Let’s skip to the end and give you the answer. And the answer is: maybe.

As answers go, it’s not much, I know that. And that’s probably the point. What can be inferred from an answer of “maybe” is that the process is different for everybody. The way I write is not the way another author will write, and the way they write will be different from the way some other guy/gal writes. Everybody has their own approach.

So I’ll give you my experiences, in brief, and you can form your own opinion from there.

My own experience includes a little of both. For my first book, I ended up using an outline even though I didn’t start with one. I actually started in the middle if the book, with the intent of writing a short story. Once the story was done, I was encouraged by a friend to keep writing, since there seemed to be more story there to explore. As I did, I found I had to rough out where I was headed so that I didn’t become helplessly lost, especially since I was serializing it on a webzine.

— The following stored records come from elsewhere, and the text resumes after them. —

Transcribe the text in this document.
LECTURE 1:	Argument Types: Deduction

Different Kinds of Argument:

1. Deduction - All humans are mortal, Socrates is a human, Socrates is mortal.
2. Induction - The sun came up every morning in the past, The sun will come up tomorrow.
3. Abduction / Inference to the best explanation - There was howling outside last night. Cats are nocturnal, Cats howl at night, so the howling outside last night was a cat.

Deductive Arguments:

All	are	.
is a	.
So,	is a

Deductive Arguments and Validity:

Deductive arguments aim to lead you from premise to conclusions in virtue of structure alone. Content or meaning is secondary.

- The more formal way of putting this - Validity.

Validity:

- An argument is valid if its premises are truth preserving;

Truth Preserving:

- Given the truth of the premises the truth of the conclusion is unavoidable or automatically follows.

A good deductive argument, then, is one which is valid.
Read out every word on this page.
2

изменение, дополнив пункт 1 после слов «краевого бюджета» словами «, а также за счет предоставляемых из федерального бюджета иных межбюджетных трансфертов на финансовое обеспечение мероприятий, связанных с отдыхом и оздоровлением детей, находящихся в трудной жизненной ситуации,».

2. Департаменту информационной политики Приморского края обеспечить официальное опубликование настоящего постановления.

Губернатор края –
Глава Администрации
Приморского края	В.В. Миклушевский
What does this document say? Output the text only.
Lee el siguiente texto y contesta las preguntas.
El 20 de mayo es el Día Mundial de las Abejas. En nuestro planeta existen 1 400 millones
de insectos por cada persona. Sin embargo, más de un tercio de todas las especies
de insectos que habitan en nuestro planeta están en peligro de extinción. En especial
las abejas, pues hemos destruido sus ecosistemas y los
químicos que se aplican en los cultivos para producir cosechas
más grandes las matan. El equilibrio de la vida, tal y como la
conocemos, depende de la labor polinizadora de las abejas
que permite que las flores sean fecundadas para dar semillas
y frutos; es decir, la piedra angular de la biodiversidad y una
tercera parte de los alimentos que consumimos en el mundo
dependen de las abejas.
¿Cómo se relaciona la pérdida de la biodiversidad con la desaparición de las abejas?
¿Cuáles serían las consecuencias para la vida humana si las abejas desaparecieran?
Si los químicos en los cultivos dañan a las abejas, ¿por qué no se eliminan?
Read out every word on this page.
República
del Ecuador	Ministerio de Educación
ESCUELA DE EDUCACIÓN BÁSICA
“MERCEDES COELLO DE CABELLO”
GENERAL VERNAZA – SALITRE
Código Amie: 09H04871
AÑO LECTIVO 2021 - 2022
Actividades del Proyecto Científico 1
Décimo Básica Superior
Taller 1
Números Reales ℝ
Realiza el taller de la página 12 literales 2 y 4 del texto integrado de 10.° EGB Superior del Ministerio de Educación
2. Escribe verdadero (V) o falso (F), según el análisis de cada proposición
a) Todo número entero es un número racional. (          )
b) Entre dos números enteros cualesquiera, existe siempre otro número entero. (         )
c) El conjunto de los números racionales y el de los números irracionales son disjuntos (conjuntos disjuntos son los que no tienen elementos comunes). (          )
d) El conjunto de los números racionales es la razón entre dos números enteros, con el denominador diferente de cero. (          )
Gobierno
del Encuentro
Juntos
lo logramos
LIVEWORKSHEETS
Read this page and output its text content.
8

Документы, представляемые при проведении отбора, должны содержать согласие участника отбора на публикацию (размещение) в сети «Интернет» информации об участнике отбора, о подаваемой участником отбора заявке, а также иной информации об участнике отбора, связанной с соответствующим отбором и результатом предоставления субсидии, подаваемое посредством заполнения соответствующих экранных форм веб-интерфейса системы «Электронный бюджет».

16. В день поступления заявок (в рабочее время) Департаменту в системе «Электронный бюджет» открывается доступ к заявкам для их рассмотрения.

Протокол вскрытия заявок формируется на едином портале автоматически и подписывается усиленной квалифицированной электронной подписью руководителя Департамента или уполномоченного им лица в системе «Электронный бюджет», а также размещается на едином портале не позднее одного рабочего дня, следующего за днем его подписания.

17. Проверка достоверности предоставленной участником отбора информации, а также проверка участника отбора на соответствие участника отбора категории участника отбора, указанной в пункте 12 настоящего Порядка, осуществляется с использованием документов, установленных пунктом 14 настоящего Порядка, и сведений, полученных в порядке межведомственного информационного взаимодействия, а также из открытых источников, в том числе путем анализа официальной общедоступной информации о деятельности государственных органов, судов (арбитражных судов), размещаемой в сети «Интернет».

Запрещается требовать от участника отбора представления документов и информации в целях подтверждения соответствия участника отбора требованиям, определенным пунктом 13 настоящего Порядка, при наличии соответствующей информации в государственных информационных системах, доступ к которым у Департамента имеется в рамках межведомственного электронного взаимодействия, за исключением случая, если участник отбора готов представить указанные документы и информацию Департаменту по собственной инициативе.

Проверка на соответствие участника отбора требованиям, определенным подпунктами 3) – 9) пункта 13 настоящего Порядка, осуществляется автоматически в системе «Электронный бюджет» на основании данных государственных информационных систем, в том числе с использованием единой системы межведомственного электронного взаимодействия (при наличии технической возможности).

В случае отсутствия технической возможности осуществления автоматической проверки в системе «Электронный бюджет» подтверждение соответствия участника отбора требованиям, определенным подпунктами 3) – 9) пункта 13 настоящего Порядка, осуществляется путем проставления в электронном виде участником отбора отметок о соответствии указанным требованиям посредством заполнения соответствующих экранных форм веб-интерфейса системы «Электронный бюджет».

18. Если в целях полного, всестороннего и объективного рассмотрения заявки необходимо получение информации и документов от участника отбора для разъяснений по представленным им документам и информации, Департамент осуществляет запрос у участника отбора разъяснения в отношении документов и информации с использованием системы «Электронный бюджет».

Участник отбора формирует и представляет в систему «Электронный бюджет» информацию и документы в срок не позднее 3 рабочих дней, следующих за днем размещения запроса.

My second book, for which I just recently finished the first draft, had no outline at all. It was just an idea I had in my head that I thought would make a good story. It started out small (sensing a pattern here? Yeah, I tend to bite off more than I expect) and when I finally declared the first draft complete, I found I had spent three years and 130,000 words wandering in the wilderness trying to figure out where this story was headed. I’d be lying if I said that, at times, it wasn’t headed for the trash.

Book number three is being drafted as we speak. It’s a different kind of book for me, hard-boiled detective fiction in a first-person POV. I know where this is headed, I know what the end looks like, I know all the stops on this bus ride between here and the terminal. So while I may not have written the outline down in physical form. I’ve outlined the book in my head.

Lastly come two young adult books I’ve got in varying states of first-draft-ness. Again, I know exactly where they are headed and for these, I have physically written down the outline. This has actually allowed me to set them aside for now (because they’re not the stories I want to tell right at this moment) but the outlines allow me jump right back into them when I’m ready or whenever I want to play in those worlds for a bit.

So, do you or don’t you, should you or shouldn’t you? Again, the answer is a big fat maybe. It depends on your process, your MO, how you approach the craft. For my incredibly cluttered head, it certainly helps.